3.27.1909 - 9.20.1973

Tuesday, March 26, 2019

Supreme, Being: Diana Ross 75

Day 2 of the milestone birthday mayhem commences with one of the first ladies of the music of our age.
Keep reading this post all the way through, too. There may be hidden secrets, hiding in plain sight.
Our heroine today is reaching the platinum 75 plateau, fitting for someone with so many platinum smash hits.
As everyone knows she started as the Supreme Queen of Motown in the Sixties, then went solo in 1970 and never looked back.
More zillion sellers and standard tunes followed.

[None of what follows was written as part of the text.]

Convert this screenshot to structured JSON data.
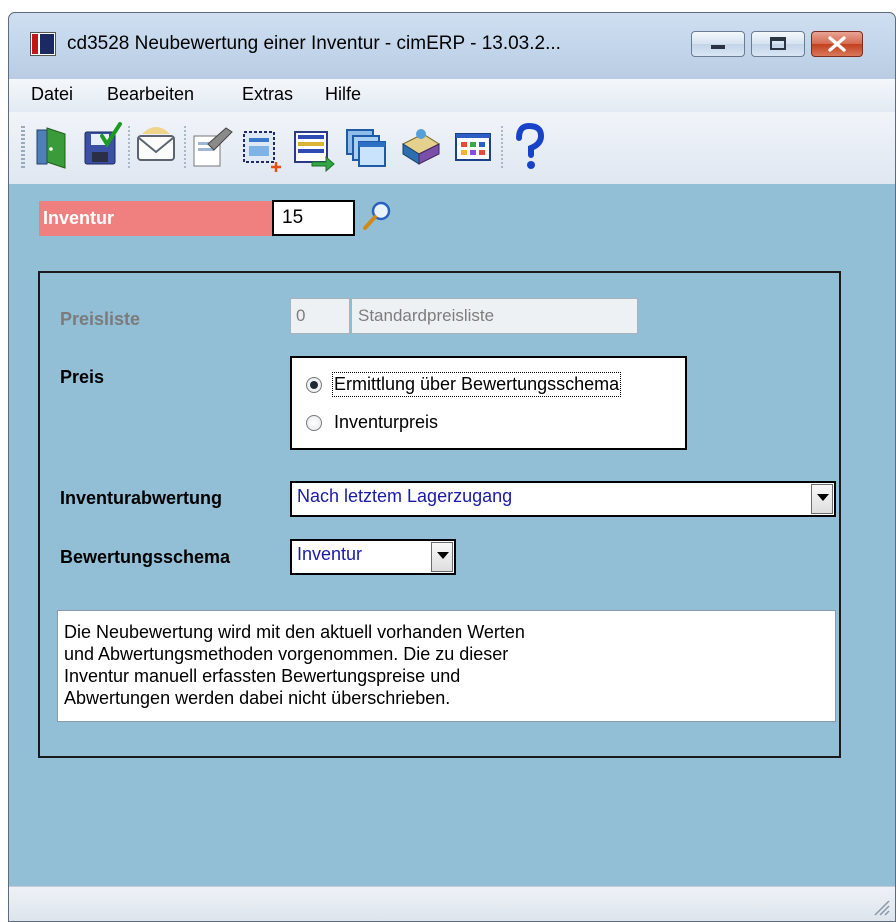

A reputation as the diva's diva grew.
A rare combination of paradigm-defining style and genre- and era-defining sounds, to say there will only ever be one Diana Ross is probably the most grotesque understatement you'll ever read on this page.
Never one to give all that many fucks what anyone thinks or says, she was just in the news last week defending Michael Jackson -- whom she helped to discover at age 9 -- against the allegations in that explosively lurid documentary.
We'll keep that out of it for today, with the caveat that the only people who'll ever really know were the people who were there.
Anyway it's her birthday, so I'm sharing this incredible French TV footage of The Supremes from 51 years ago, plus this other, even more spectacular thing after the break.
Diana Ross & The Supremes
ORTF Studios
Studio 102
Paris, France
likely 1.21.1968

01 Medley: Stop In the Name of Love/Come See About Me/My World Is Empty Without You/Baby Love
02 interview
03 The Lady Is a Tramp/Let's Get Away from It All
04 Reflections
05 Michelle
06 Medley: Mame/Thoroughly Modern Millie/Second Hand Rose
07 Somewhere
08 J'attendrai - Reach Out, I'll Be There (with Claude François)

Total time: 26:41

Diana Ross - vocals
Cindy Birdsong - vocals
Mary Wilson - vocals
with elements of the Tamla Motown Orchestra -- incl., it seems, James Jamerson on bass -- and unidentified Parisian musicians
Claude François - vocals on Track 08

PAL DVD of an ORTF-TV "Melody" rebroadcast from 2010

probably taped 1.21.1968 and first broadcast on 2.3.1968
1.21 GB PAL here
We'll finish out this trifecta of big birthday posts tomorrow with a real blast from the past, but before I go I'm going to Easter Egg something ridiculous.
There's this ultra-rare promo triple CDr of remixes of her solo stuff that gets up to five hundred dollars on Discogs.com, and I'm putting it here if anyone is interested. We're talking 15 minute versions of Love Hangover and whatnot.
Enjoy your early Easter, and see you tomorrow... and obviously a very excellent 75th birthday to Miss Diana Ross!--J.